Carefully, with silken strides
She weaves the needful place
Beauty formed
And deadly done
A graceful, grasping space
But when, perchance
While seeking life
An impostor then is found
She wastes no time
In sharing rhyme
She casts it to the ground!


It’s an American tradition. A bedrock sort of thing. Sunday afternoon, July, a gentle breeze, birds in the trees and…sizzling on the grill…hamburgers and hot dogs. True, earlier in the day, in our post-church wandering of the grocery store aisles, we bandied about the age-old question, “What do you want for dinner?” This, of course, led to categories, and sub-categories, and ultimately led us to ground-chuck, and the lowly hot dog.
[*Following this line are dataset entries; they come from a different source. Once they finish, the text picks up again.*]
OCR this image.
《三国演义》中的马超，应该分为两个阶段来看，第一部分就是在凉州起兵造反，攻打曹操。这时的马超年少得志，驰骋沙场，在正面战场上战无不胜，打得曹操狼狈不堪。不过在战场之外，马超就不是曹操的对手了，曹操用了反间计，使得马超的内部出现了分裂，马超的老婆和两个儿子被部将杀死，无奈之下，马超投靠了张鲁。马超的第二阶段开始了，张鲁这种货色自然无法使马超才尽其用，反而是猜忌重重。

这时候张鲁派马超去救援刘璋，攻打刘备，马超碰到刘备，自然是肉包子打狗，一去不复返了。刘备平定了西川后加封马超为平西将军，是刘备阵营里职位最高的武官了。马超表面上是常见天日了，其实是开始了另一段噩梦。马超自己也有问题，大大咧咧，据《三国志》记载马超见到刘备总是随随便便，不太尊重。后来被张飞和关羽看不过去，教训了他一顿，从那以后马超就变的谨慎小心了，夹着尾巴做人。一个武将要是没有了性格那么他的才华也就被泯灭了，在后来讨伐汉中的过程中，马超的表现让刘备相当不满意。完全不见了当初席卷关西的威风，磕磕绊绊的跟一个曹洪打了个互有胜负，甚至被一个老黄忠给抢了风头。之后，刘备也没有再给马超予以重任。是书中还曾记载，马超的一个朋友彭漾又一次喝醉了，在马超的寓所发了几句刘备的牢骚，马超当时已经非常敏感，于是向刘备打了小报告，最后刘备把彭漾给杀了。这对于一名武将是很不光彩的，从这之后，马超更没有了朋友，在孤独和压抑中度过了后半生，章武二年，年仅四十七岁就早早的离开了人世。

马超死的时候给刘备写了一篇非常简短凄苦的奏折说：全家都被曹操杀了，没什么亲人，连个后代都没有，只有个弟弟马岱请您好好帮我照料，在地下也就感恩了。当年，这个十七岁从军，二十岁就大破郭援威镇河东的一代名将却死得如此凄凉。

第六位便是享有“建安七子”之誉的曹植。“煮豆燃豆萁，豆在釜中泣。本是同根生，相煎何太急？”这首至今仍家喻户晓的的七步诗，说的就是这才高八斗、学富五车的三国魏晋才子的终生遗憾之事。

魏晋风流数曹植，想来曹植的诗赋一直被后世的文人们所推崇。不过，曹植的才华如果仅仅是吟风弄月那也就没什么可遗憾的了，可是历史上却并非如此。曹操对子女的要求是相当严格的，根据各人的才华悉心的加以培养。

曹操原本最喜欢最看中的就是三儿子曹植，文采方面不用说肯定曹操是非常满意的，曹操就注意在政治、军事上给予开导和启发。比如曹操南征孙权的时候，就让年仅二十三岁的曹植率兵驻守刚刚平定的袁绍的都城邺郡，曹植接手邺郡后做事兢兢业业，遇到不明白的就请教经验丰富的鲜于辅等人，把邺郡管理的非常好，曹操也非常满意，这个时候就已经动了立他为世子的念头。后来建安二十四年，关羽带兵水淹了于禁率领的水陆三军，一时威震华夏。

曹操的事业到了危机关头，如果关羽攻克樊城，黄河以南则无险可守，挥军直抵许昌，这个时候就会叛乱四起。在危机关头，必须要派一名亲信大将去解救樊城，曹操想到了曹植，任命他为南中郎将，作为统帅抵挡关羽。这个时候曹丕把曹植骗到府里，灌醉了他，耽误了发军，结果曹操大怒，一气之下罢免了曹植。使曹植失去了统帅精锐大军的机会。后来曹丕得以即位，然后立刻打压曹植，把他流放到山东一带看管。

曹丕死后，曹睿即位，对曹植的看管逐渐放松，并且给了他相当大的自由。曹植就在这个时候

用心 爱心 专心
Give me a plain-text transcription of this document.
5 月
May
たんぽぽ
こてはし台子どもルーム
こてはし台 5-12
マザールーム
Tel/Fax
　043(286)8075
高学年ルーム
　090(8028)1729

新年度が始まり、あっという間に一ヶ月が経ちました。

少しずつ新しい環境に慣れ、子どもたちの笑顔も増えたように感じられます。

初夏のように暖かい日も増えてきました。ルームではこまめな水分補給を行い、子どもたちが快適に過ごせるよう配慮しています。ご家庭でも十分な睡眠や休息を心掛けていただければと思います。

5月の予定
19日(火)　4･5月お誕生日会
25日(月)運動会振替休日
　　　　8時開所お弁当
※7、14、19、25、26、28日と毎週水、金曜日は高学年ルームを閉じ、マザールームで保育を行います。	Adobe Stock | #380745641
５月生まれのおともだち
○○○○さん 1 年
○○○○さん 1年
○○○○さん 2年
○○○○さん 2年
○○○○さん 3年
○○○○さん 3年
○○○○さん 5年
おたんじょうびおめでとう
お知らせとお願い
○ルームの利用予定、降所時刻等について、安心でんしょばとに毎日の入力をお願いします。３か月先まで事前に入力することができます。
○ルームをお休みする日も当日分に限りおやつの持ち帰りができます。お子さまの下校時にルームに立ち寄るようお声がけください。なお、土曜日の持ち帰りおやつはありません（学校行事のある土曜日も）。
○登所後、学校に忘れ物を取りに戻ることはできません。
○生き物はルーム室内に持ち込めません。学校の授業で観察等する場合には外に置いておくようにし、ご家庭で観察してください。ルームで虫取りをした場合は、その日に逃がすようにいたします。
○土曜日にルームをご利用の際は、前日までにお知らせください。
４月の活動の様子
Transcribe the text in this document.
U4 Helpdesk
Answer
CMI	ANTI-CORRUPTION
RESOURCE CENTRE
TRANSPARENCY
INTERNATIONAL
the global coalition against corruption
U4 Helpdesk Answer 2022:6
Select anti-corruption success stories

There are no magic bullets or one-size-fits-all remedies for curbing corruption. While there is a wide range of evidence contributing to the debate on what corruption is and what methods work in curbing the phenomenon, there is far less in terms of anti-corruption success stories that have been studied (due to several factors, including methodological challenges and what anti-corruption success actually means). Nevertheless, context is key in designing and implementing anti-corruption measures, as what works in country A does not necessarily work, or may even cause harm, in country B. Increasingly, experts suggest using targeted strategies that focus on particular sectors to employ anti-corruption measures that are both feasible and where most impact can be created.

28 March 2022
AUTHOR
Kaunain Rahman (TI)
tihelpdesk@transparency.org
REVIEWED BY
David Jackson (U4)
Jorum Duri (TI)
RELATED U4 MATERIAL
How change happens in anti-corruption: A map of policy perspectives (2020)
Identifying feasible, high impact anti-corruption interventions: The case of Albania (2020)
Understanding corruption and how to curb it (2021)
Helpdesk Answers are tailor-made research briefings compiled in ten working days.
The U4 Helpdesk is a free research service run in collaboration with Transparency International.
But now, all the difficult decisions of the day having been made, I focused on the task at hand.

After a few minutes; after the first flip; while the burgers simmered on the cooling rack above and the hot dogs, below, became…hot, my youngest son…sensing the shrinking window of opportunity…came outside to share a man-moment with dad. And, after passing (temporarily) the flat and squarish baton, I had him remove the tasty disks to a waiting cookie sheet and, midst the motions, I pointed out…the web.

There, hanging beneath a neighbor's second-story screened in porch, clinging to the horizontal support timber above and reaching diagonally to the vertical post to the left, a spider (some sort of orb-weaver I suppose, my father would know) had constructed a beautiful trap. As I pointed out this elaborate fly-catcher to my man-child, I remembered (and related) times past when I would tease these industrious eight-leggers by tossing into their net some tiny, lifeless matter. The spider, upon investigation, would quickly toss the “imposter” out of the web. She apparently had no time for that which did not add to her life.

And so…I was thinkin’. This little bug (I know, “arthropod”) is smarter than we. For, when we find that which is dead and lifeless invading our collective “webs,” we often tolerate the space-takers until our life-necessity is cluttered and clunky. Perhaps we should follow the lead of that little weaver.